Engineering works fit for the harsh climate
WFP has built three modern markets — two in Kalobeyei settlement and one in Kakuma town. The open-air market structures are covered with a high roof protecting traders against the harsh sun or rain while allowing ample air circulation and currently host 122 traders; most of them drawn from the refugee community.
With each stall comes a lockable storage space. The stalls and the floor are cemented and easy to clean. In the fenced-off compound, WFP has installed a water tank to harvest rain water for general hygiene and has also provided sanitation facilities.
Each market is also fitted with a low-cost cold storage room that uses charcoal and water to keep produce fresh for longer. This is a game-changer in these markets where temperatures constantly flirt with the 40-degree Celsius mark.
But that is not all. The new markets also give space to non-vegetarians. Each of the three markets hosts ten meat shops.
Food safety all around
Joseph Manirakiza is one of the butchers who now owns a new shop in the Tumaini market in Kalobeyei village 3. Prior to moving up to Kalobeyei, Joseph owned a not-so-modern meat shop in the Kakuma camps. Chopping meat is a trade that he had learnt back at home in Burundi.
“My old butchery was not built to these standards,” he says. “This is spacious, secure and easy to clean — and we have water right here.”
Joseph is now among the 100 meat traders who have also been gifted specially fabricated boxes to safely transport meat from the slaughter house to their various butcher shops in Kakuma town, the camps and Kalobeyei settlement.
Before WFP gave out the safe metallic meat boxes, traders ferried meat in sacks or normal storage boxes which are neither hygienic nor fit-for-purpose for this delicate food chain.
“I used to struggle a lot before I got this meat box,” says Joseph. “I would buy meat at the slaughterhouse but by the time it gets to the shop, it is either contaminated with dust or mud during the rainy seasons.”
“This meat box has eliminated a huge headache for me,” he explains. “Transporting meat from the slaughterhouse to my stall [about 15 kilometres away] is now easy. “
WFP has fabricated 100 boxes and distributed them in and around Kakuma and Kalobeyei.
Low-cost investments, far-reaching results
WFP’s investments in Kakuma and Kalobeyei are proving extremely vital at a time when Covid-19 is reshaping the way assistance is delivered. Even with supply chains affected by movement restrictions, families can still access diverse diets and better nutrition — because they can grow their own.
WFP’s actions are contributing not just to the availability of fresh foods in one of the driest parts of Kenya, but also to better quality and food safety across different value chains.
As the local Public Health Officer Mr Peter Miitunda, attests, “The boxes from WFP have improved the way we handle meat.

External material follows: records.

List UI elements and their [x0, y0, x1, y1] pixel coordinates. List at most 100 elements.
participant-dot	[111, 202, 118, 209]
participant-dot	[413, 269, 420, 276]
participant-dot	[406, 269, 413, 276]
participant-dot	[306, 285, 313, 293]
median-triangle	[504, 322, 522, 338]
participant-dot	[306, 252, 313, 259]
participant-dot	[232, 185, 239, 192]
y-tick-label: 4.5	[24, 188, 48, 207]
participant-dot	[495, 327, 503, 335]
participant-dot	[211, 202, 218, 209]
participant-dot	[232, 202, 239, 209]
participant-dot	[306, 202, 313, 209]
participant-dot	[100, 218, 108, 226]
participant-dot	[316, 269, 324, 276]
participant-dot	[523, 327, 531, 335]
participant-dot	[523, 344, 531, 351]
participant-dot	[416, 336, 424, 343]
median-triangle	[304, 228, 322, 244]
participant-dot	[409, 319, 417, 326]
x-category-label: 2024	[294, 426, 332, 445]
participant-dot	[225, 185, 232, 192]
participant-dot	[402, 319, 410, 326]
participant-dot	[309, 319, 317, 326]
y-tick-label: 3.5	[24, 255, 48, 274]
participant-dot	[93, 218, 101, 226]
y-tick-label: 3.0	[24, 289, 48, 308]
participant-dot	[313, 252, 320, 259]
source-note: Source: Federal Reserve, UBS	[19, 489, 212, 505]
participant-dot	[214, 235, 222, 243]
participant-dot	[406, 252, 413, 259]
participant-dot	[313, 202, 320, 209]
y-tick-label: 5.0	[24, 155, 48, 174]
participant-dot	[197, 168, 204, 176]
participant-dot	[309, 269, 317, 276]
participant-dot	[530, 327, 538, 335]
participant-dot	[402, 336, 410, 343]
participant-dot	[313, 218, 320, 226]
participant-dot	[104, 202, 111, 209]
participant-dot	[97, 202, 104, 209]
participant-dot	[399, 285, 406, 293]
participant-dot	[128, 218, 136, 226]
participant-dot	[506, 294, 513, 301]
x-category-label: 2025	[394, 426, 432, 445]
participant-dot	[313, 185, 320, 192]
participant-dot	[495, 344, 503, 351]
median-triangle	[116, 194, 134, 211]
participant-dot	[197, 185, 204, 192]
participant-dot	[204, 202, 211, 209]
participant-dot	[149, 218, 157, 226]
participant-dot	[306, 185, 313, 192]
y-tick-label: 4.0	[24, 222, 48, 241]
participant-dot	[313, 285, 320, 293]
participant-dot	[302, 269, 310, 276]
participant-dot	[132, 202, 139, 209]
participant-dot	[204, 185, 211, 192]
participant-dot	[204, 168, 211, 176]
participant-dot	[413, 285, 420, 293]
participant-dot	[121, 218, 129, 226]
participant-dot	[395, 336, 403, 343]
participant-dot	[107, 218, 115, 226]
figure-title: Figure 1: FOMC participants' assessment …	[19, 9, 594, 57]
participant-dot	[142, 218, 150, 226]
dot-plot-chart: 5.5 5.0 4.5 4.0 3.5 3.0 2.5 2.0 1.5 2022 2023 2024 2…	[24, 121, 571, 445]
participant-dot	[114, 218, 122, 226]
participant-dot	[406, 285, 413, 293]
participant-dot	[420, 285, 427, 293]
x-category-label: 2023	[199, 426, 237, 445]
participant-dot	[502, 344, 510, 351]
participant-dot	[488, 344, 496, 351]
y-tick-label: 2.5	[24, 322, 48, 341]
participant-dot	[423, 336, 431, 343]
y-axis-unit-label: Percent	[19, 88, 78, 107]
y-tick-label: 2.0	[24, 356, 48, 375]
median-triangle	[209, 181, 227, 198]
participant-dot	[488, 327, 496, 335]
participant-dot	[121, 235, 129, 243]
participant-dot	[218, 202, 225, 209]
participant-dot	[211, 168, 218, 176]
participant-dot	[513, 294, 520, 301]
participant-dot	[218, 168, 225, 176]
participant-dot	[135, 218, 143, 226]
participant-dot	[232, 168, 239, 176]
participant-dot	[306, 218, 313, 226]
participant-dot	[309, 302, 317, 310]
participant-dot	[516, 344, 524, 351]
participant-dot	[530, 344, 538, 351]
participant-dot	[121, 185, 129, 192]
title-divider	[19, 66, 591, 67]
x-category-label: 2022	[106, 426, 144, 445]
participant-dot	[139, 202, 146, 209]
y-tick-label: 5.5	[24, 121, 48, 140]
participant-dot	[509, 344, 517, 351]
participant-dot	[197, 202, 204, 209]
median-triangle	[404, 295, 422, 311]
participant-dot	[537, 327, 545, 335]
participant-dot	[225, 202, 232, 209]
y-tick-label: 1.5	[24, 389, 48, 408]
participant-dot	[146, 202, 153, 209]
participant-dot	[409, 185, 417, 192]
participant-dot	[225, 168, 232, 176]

In turn, the quality and safety of the meat being consumed in our markets is better.”
“I can say that without any hesitation; all vendors used to come here with recycled gunny bags or storage boxes to collect meat,” he adds.
For these refugee families living thousands of kilometres from home — uprooted by conflict or hunger — a taste of a favourite dish must be comforting — even better when they know that it is fresh and safe from contamination.